The methodology of this study is sound. However, the accuracy of the incidence calculations are only as good as the underlying data used and the assumptions made. There are several limitations with the data:

  • The 2002 HSRC survey was the first of its kind. It was widely criticised for having a low response rate and anomalous results. The accuracy of the results of this study is dependent on the accuracy of the 2002 survey. There is great uncertainty about the accuracy of the prevalence estimates of the 2002 survey and consequently there must be great uncertainty about the 2002 to 2005 incidence estimate.
  • The method used to calculate the 95% confidence intervals assumes the data were collected in a simple random sample, but the data was from clustered samples. Therefore, the confidence intervals around the estimates of incidence should be larger.
  • The researchers make some assumptions, some of them implicit, regarding the effects of antiretroviral treatment, such as the length of time people would have lived if they did not access ART as well as about the scale up of antiretroviral treatment from 2004 to 2008. Therefore their calculation of the number of people with HIV who died between surveys has a wide margin of error.

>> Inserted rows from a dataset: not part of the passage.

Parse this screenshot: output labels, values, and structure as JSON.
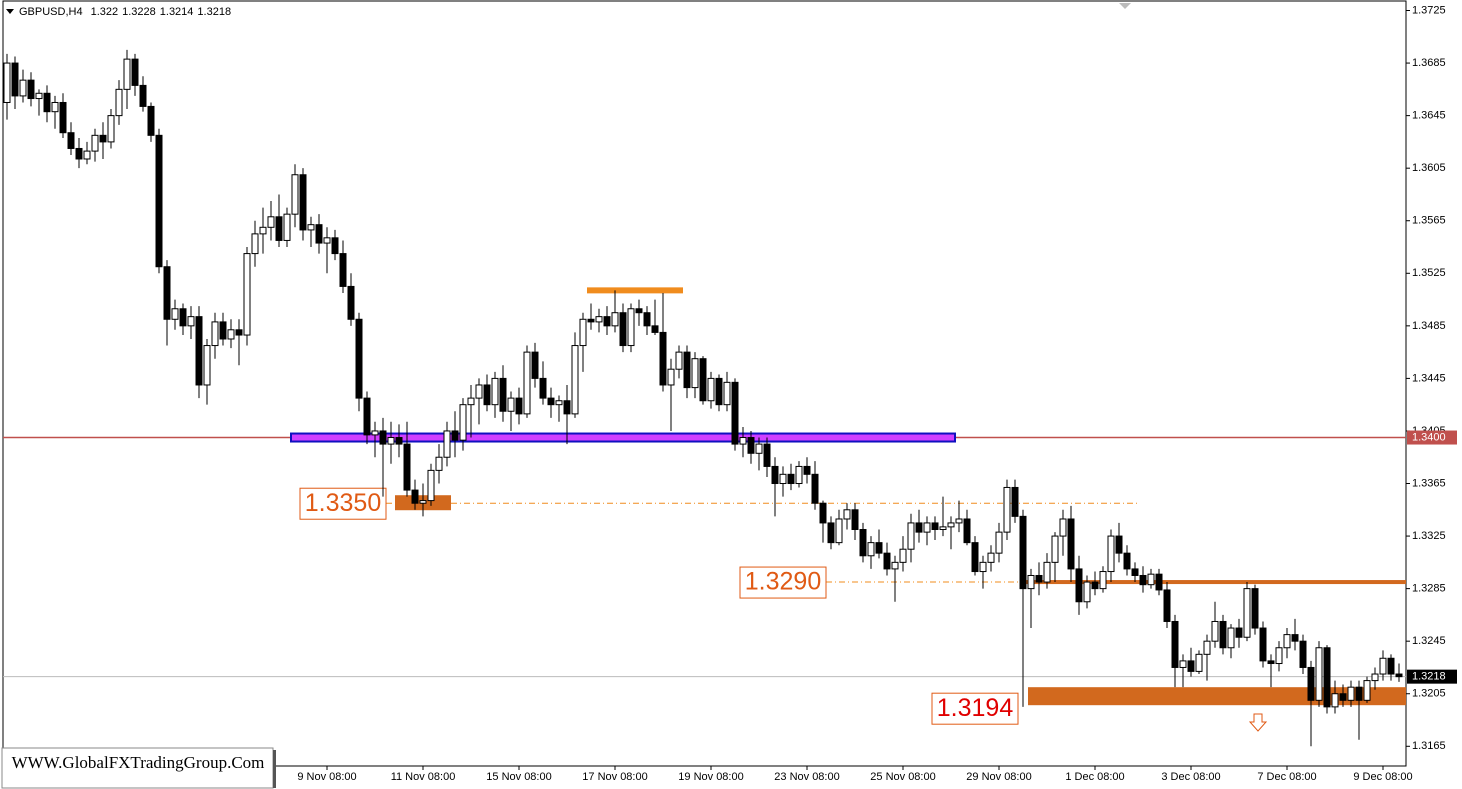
{
  "chart_data": {
    "type": "candlestick",
    "title": "GBPUSD,H4",
    "watermark": "WWW.GlobalFXTradingGroup.Com",
    "ylim": [
      1.315,
      1.3733
    ],
    "yticks": [
      1.3725,
      1.3685,
      1.3645,
      1.3605,
      1.3565,
      1.3525,
      1.3485,
      1.3445,
      1.3405,
      1.3365,
      1.3325,
      1.3285,
      1.3245,
      1.3205,
      1.3165
    ],
    "xticks": [
      {
        "value": 40,
        "label": "9 Nov 08:00"
      },
      {
        "value": 52,
        "label": "11 Nov 08:00"
      },
      {
        "value": 64,
        "label": "15 Nov 08:00"
      },
      {
        "value": 76,
        "label": "17 Nov 08:00"
      },
      {
        "value": 88,
        "label": "19 Nov 08:00"
      },
      {
        "value": 100,
        "label": "23 Nov 08:00"
      },
      {
        "value": 112,
        "label": "25 Nov 08:00"
      },
      {
        "value": 124,
        "label": "29 Nov 08:00"
      },
      {
        "value": 136,
        "label": "1 Dec 08:00"
      },
      {
        "value": 148,
        "label": "3 Dec 08:00"
      },
      {
        "value": 160,
        "label": "7 Dec 08:00"
      },
      {
        "value": 172,
        "label": "9 Dec 08:00"
      }
    ],
    "levels": {
      "resistance": {
        "value": 1.34,
        "label": "1.3400"
      },
      "level_1350": {
        "value": 1.335,
        "label": "1.3350"
      },
      "level_1290": {
        "value": 1.329,
        "label": "1.3290"
      },
      "level_1194": {
        "value": 1.3194,
        "label": "1.3194"
      },
      "top_marker": 1.3512
    },
    "ohlc": [
      [
        1.3655,
        1.3692,
        1.3642,
        1.3685
      ],
      [
        1.3685,
        1.369,
        1.365,
        1.366
      ],
      [
        1.366,
        1.368,
        1.3655,
        1.3672
      ],
      [
        1.3672,
        1.3678,
        1.3652,
        1.3658
      ],
      [
        1.3658,
        1.3665,
        1.3645,
        1.3662
      ],
      [
        1.3662,
        1.3668,
        1.364,
        1.3648
      ],
      [
        1.3648,
        1.366,
        1.3635,
        1.3655
      ],
      [
        1.3655,
        1.3662,
        1.3628,
        1.3632
      ],
      [
        1.3632,
        1.364,
        1.3615,
        1.362
      ],
      [
        1.362,
        1.3628,
        1.3605,
        1.3612
      ],
      [
        1.3612,
        1.3625,
        1.3608,
        1.3618
      ],
      [
        1.3618,
        1.3635,
        1.361,
        1.363
      ],
      [
        1.363,
        1.364,
        1.3612,
        1.3625
      ],
      [
        1.3625,
        1.365,
        1.362,
        1.3645
      ],
      [
        1.3645,
        1.3672,
        1.3638,
        1.3665
      ],
      [
        1.3665,
        1.3695,
        1.365,
        1.3688
      ],
      [
        1.3688,
        1.3692,
        1.366,
        1.3668
      ],
      [
        1.3668,
        1.3675,
        1.3648,
        1.3652
      ],
      [
        1.3652,
        1.3655,
        1.3625,
        1.363
      ],
      [
        1.363,
        1.3635,
        1.3525,
        1.353
      ],
      [
        1.353,
        1.3535,
        1.347,
        1.349
      ],
      [
        1.349,
        1.3505,
        1.3482,
        1.3498
      ],
      [
        1.3498,
        1.3502,
        1.3478,
        1.3485
      ],
      [
        1.3485,
        1.35,
        1.3475,
        1.3492
      ],
      [
        1.3492,
        1.35,
        1.343,
        1.344
      ],
      [
        1.344,
        1.3475,
        1.3425,
        1.347
      ],
      [
        1.347,
        1.3495,
        1.346,
        1.3488
      ],
      [
        1.3488,
        1.3495,
        1.347,
        1.3475
      ],
      [
        1.3475,
        1.349,
        1.3468,
        1.3482
      ],
      [
        1.3482,
        1.349,
        1.3455,
        1.3478
      ],
      [
        1.3478,
        1.3545,
        1.347,
        1.354
      ],
      [
        1.354,
        1.3565,
        1.353,
        1.3555
      ],
      [
        1.3555,
        1.3575,
        1.354,
        1.356
      ],
      [
        1.356,
        1.358,
        1.355,
        1.3568
      ],
      [
        1.3568,
        1.3585,
        1.3545,
        1.355
      ],
      [
        1.355,
        1.3575,
        1.3545,
        1.357
      ],
      [
        1.357,
        1.3608,
        1.356,
        1.36
      ],
      [
        1.36,
        1.3605,
        1.355,
        1.3558
      ],
      [
        1.3558,
        1.3568,
        1.3545,
        1.3562
      ],
      [
        1.3562,
        1.357,
        1.354,
        1.3548
      ],
      [
        1.3548,
        1.356,
        1.3525,
        1.3552
      ],
      [
        1.3552,
        1.3558,
        1.3535,
        1.354
      ],
      [
        1.354,
        1.355,
        1.351,
        1.3515
      ],
      [
        1.3515,
        1.3525,
        1.3485,
        1.349
      ],
      [
        1.349,
        1.3495,
        1.342,
        1.343
      ],
      [
        1.343,
        1.3435,
        1.3395,
        1.3402
      ],
      [
        1.3402,
        1.3412,
        1.3385,
        1.3405
      ],
      [
        1.3405,
        1.3415,
        1.3355,
        1.3395
      ],
      [
        1.3395,
        1.3412,
        1.338,
        1.34
      ],
      [
        1.34,
        1.341,
        1.3385,
        1.3395
      ],
      [
        1.3395,
        1.3412,
        1.3355,
        1.336
      ],
      [
        1.336,
        1.3368,
        1.3345,
        1.335
      ],
      [
        1.335,
        1.3365,
        1.334,
        1.3352
      ],
      [
        1.3352,
        1.338,
        1.3348,
        1.3375
      ],
      [
        1.3375,
        1.3395,
        1.3365,
        1.3385
      ],
      [
        1.3385,
        1.3412,
        1.3378,
        1.3405
      ],
      [
        1.3405,
        1.342,
        1.3385,
        1.3398
      ],
      [
        1.3398,
        1.343,
        1.339,
        1.3425
      ],
      [
        1.3425,
        1.344,
        1.34,
        1.343
      ],
      [
        1.343,
        1.3445,
        1.341,
        1.344
      ],
      [
        1.344,
        1.3448,
        1.342,
        1.3425
      ],
      [
        1.3425,
        1.345,
        1.3415,
        1.3445
      ],
      [
        1.3445,
        1.3455,
        1.3412,
        1.342
      ],
      [
        1.342,
        1.3435,
        1.3405,
        1.343
      ],
      [
        1.343,
        1.3438,
        1.341,
        1.3418
      ],
      [
        1.3418,
        1.347,
        1.3415,
        1.3465
      ],
      [
        1.3465,
        1.3472,
        1.3438,
        1.3445
      ],
      [
        1.3445,
        1.3458,
        1.3425,
        1.343
      ],
      [
        1.343,
        1.3438,
        1.3415,
        1.3425
      ],
      [
        1.3425,
        1.3432,
        1.3412,
        1.3428
      ],
      [
        1.3428,
        1.344,
        1.3395,
        1.3418
      ],
      [
        1.3418,
        1.348,
        1.3415,
        1.347
      ],
      [
        1.347,
        1.3495,
        1.345,
        1.349
      ],
      [
        1.349,
        1.3502,
        1.3482,
        1.3488
      ],
      [
        1.3488,
        1.3498,
        1.348,
        1.3492
      ],
      [
        1.3492,
        1.35,
        1.3478,
        1.3485
      ],
      [
        1.3485,
        1.3512,
        1.348,
        1.3495
      ],
      [
        1.3495,
        1.3502,
        1.3465,
        1.347
      ],
      [
        1.347,
        1.3502,
        1.3465,
        1.3498
      ],
      [
        1.3498,
        1.3505,
        1.3485,
        1.3495
      ],
      [
        1.3495,
        1.35,
        1.3478,
        1.3485
      ],
      [
        1.3485,
        1.3505,
        1.3478,
        1.348
      ],
      [
        1.348,
        1.351,
        1.3435,
        1.344
      ],
      [
        1.344,
        1.346,
        1.3405,
        1.3452
      ],
      [
        1.3452,
        1.347,
        1.3445,
        1.3465
      ],
      [
        1.3465,
        1.347,
        1.343,
        1.3438
      ],
      [
        1.3438,
        1.3465,
        1.343,
        1.346
      ],
      [
        1.346,
        1.3462,
        1.3425,
        1.3428
      ],
      [
        1.3428,
        1.345,
        1.3422,
        1.3445
      ],
      [
        1.3445,
        1.3448,
        1.342,
        1.3425
      ],
      [
        1.3425,
        1.345,
        1.342,
        1.3442
      ],
      [
        1.3442,
        1.3445,
        1.339,
        1.3395
      ],
      [
        1.3395,
        1.3408,
        1.3385,
        1.34
      ],
      [
        1.34,
        1.3405,
        1.338,
        1.3388
      ],
      [
        1.3388,
        1.34,
        1.3375,
        1.3395
      ],
      [
        1.3395,
        1.34,
        1.337,
        1.3378
      ],
      [
        1.3378,
        1.3385,
        1.334,
        1.3365
      ],
      [
        1.3365,
        1.3378,
        1.3355,
        1.3372
      ],
      [
        1.3372,
        1.338,
        1.336,
        1.3365
      ],
      [
        1.3365,
        1.3382,
        1.3362,
        1.3378
      ],
      [
        1.3378,
        1.3385,
        1.3365,
        1.3372
      ],
      [
        1.3372,
        1.3382,
        1.3345,
        1.335
      ],
      [
        1.335,
        1.3352,
        1.332,
        1.3335
      ],
      [
        1.3335,
        1.334,
        1.3315,
        1.332
      ],
      [
        1.332,
        1.3345,
        1.3318,
        1.3338
      ],
      [
        1.3338,
        1.335,
        1.333,
        1.3345
      ],
      [
        1.3345,
        1.335,
        1.3322,
        1.333
      ],
      [
        1.333,
        1.3335,
        1.3305,
        1.331
      ],
      [
        1.331,
        1.3325,
        1.33,
        1.332
      ],
      [
        1.332,
        1.333,
        1.3308,
        1.3312
      ],
      [
        1.3312,
        1.332,
        1.3295,
        1.33
      ],
      [
        1.33,
        1.331,
        1.3275,
        1.3305
      ],
      [
        1.3305,
        1.3325,
        1.3298,
        1.3315
      ],
      [
        1.3315,
        1.3342,
        1.3305,
        1.3335
      ],
      [
        1.3335,
        1.3345,
        1.332,
        1.3328
      ],
      [
        1.3328,
        1.334,
        1.3318,
        1.3335
      ],
      [
        1.3335,
        1.334,
        1.3322,
        1.333
      ],
      [
        1.333,
        1.3355,
        1.3325,
        1.3332
      ],
      [
        1.3332,
        1.334,
        1.3315,
        1.3335
      ],
      [
        1.3335,
        1.3352,
        1.3328,
        1.3338
      ],
      [
        1.3338,
        1.3345,
        1.3318,
        1.332
      ],
      [
        1.332,
        1.3325,
        1.3295,
        1.3298
      ],
      [
        1.3298,
        1.331,
        1.3285,
        1.3305
      ],
      [
        1.3305,
        1.3318,
        1.3298,
        1.3312
      ],
      [
        1.3312,
        1.3335,
        1.3305,
        1.3328
      ],
      [
        1.3328,
        1.3368,
        1.3322,
        1.3362
      ],
      [
        1.3362,
        1.3368,
        1.3335,
        1.334
      ],
      [
        1.334,
        1.3345,
        1.3195,
        1.3285
      ],
      [
        1.3285,
        1.33,
        1.3255,
        1.3295
      ],
      [
        1.3295,
        1.3305,
        1.328,
        1.329
      ],
      [
        1.329,
        1.3312,
        1.3285,
        1.3305
      ],
      [
        1.3305,
        1.3328,
        1.329,
        1.3325
      ],
      [
        1.3325,
        1.3345,
        1.331,
        1.3338
      ],
      [
        1.3338,
        1.3348,
        1.329,
        1.33
      ],
      [
        1.33,
        1.331,
        1.3265,
        1.3275
      ],
      [
        1.3275,
        1.3295,
        1.327,
        1.329
      ],
      [
        1.329,
        1.3298,
        1.328,
        1.3285
      ],
      [
        1.3285,
        1.3302,
        1.3282,
        1.3298
      ],
      [
        1.3298,
        1.333,
        1.329,
        1.3325
      ],
      [
        1.3325,
        1.3335,
        1.3305,
        1.3312
      ],
      [
        1.3312,
        1.3318,
        1.3295,
        1.33
      ],
      [
        1.33,
        1.3305,
        1.329,
        1.3295
      ],
      [
        1.3295,
        1.3302,
        1.3282,
        1.3288
      ],
      [
        1.3288,
        1.33,
        1.3285,
        1.3296
      ],
      [
        1.3296,
        1.33,
        1.328,
        1.3284
      ],
      [
        1.3284,
        1.329,
        1.3255,
        1.326
      ],
      [
        1.326,
        1.3265,
        1.321,
        1.3225
      ],
      [
        1.3225,
        1.3235,
        1.321,
        1.323
      ],
      [
        1.323,
        1.324,
        1.3218,
        1.3222
      ],
      [
        1.3222,
        1.3238,
        1.322,
        1.3235
      ],
      [
        1.3235,
        1.325,
        1.3215,
        1.3245
      ],
      [
        1.3245,
        1.3275,
        1.324,
        1.326
      ],
      [
        1.326,
        1.3265,
        1.3235,
        1.324
      ],
      [
        1.324,
        1.3258,
        1.3232,
        1.3255
      ],
      [
        1.3255,
        1.3262,
        1.324,
        1.3248
      ],
      [
        1.3248,
        1.329,
        1.3245,
        1.3285
      ],
      [
        1.3285,
        1.3288,
        1.325,
        1.3255
      ],
      [
        1.3255,
        1.326,
        1.3225,
        1.323
      ],
      [
        1.323,
        1.3235,
        1.321,
        1.3228
      ],
      [
        1.3228,
        1.3245,
        1.3222,
        1.324
      ],
      [
        1.324,
        1.3255,
        1.3232,
        1.325
      ],
      [
        1.325,
        1.3262,
        1.3238,
        1.3245
      ],
      [
        1.3245,
        1.325,
        1.322,
        1.3225
      ],
      [
        1.3225,
        1.323,
        1.3165,
        1.32
      ],
      [
        1.32,
        1.3245,
        1.3195,
        1.324
      ],
      [
        1.324,
        1.3242,
        1.319,
        1.3195
      ],
      [
        1.3195,
        1.3215,
        1.319,
        1.3205
      ],
      [
        1.3205,
        1.3212,
        1.3195,
        1.32
      ],
      [
        1.32,
        1.3215,
        1.3195,
        1.321
      ],
      [
        1.321,
        1.3215,
        1.317,
        1.32
      ],
      [
        1.32,
        1.3218,
        1.3198,
        1.3215
      ],
      [
        1.3215,
        1.3225,
        1.3208,
        1.322
      ],
      [
        1.322,
        1.3238,
        1.3215,
        1.3232
      ],
      [
        1.3232,
        1.3235,
        1.3215,
        1.322
      ],
      [
        1.322,
        1.3228,
        1.3214,
        1.3218
      ]
    ]
  }
}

  1. Rehle et al. 2010. A Decline in New HIV Infections in South Africa: Estimating HIV Incidence from Three National HIV Surveys in 2002, 2005 and 2008. PloS ONE 5(6): e11094. Doi:10.1371/journal.pone.0011094

2. Dorrington et al. 2006. The Demographic Impact of HIV/AIDS in South Africa. National and Provincial Indicators for 2006. Cape Town: Centre for Actuarial Research, South African Medical Research Council and Actuarial Society of South Africa.

3. Republic of South Africa. 2010. Country Progress Report on the Declaration of Commitment on HIV/AIDS – 2010 Report.

1. 95%CI: 1.2–3.0 per 100 person years for the 2002-2005 period versus 0.6–2.5 for the 2005-2008 period.
2. 95%CI: 4.3–6.6 per 100 person years for the 2002-2005 period versus 1.3–3.1 for the 2005-2008 period.